Racing Point technical director Andrew Green feels a lack of egos allowed his team to abandon its long-held aerodynamic concept and adopt its 2020 Formula 1 car's Mercedes-inspired approach.
The RP20 caused considerable debate when it appeared for the first time in pre-season testing due to its considerable similarities to the Mercedes W10 from 2019.
The car's overall aero concept is now the low-rake concept Mercedes has long used, which means Racing Point had to drop the Red Bull-inspired high-rake approach it had previously employed for several seasons – something Green feels other squads would not have been willing to consider.
"There are no egos involved when we make those sort of decisions," he told Motorsport.com"
"I think that's a big plus point for us and I think that's why a lot of teams wouldn't be able to do what we did – because there's too many egos involved.
"There's too much 'Oh, no, no, that idea is not invented here' syndrome – 'We'll do our own because we know better'.
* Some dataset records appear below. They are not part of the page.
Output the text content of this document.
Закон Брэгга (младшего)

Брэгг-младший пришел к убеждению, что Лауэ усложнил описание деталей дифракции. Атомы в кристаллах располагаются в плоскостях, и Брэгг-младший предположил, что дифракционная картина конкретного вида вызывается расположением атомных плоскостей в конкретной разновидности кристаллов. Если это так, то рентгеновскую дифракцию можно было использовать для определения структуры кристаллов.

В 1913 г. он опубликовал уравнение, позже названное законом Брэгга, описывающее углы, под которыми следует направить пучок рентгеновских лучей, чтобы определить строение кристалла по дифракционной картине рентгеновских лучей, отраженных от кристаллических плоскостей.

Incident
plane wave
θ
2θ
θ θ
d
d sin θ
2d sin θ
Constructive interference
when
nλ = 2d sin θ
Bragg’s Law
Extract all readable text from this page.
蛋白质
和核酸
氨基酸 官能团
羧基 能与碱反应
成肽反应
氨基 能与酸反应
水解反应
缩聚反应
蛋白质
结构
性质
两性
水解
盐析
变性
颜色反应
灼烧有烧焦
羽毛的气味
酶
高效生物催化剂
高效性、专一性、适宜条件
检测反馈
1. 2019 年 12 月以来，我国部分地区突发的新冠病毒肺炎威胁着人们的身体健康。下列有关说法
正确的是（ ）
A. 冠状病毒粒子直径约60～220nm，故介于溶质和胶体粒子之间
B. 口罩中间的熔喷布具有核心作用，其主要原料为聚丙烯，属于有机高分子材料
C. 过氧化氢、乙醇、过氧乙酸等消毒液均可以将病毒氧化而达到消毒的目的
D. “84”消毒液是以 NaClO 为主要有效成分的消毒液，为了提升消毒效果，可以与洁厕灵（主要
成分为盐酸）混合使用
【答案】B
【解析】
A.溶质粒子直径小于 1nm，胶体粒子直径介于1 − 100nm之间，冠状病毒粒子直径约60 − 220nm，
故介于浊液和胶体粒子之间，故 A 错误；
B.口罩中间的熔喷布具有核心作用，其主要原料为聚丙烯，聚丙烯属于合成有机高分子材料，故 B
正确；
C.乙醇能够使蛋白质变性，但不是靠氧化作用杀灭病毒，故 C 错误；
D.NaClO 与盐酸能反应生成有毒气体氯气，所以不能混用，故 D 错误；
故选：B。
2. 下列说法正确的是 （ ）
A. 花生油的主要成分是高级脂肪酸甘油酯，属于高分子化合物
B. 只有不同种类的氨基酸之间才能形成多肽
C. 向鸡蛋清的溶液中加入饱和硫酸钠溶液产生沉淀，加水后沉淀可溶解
"Well, we're running around in fourth place, several seconds off of Mercedes so it's a difficult argument for us to sit in a room and go, 'Actually, we think we're doing a much better job than Mercedes, we should just carry on doing what we're doing'.
"We were just honest with each other and said 'Look, they're doing a better job than us. What are they doing? What are they doing that's that good?'
"And so those are the discussions that you can have when you don't have the egos within the team.
"Everyone's just wants to do the best and they see it. So, it's a strength of ours for sure."
The RP20 has been the subject of considerable controversy since its first appeared at the Barcelona tests, with rival squads suggesting there could be grounds for a protest when the 2020 season gets going – which Racing Point has strongly rebuffed.
Green explained that such a wholesale change in design concept required considerable mental adjustment for his designers, as it meant abandoning years of learning with the high-rake concept many F1 teams adopted after Red Bull emphasised its benefits during the early years of the last decade.
He said: "We had the opportunity to do it and we grabbed hold of it, and everybody was up for it.
"It was a significant challenge - just psychologically - to talk to the team and say 'Look, what you've done previously, you're going to have to shelve that for now, we're going have to go down a different route'.
"It's a different type of learning. And it's a concept that we have no real understanding of.
"And it's going to be a significant challenge because it's not a case of just taking a concept, looking at pictures and running it.
"It's understanding the philosophy behind it and the concept behind it."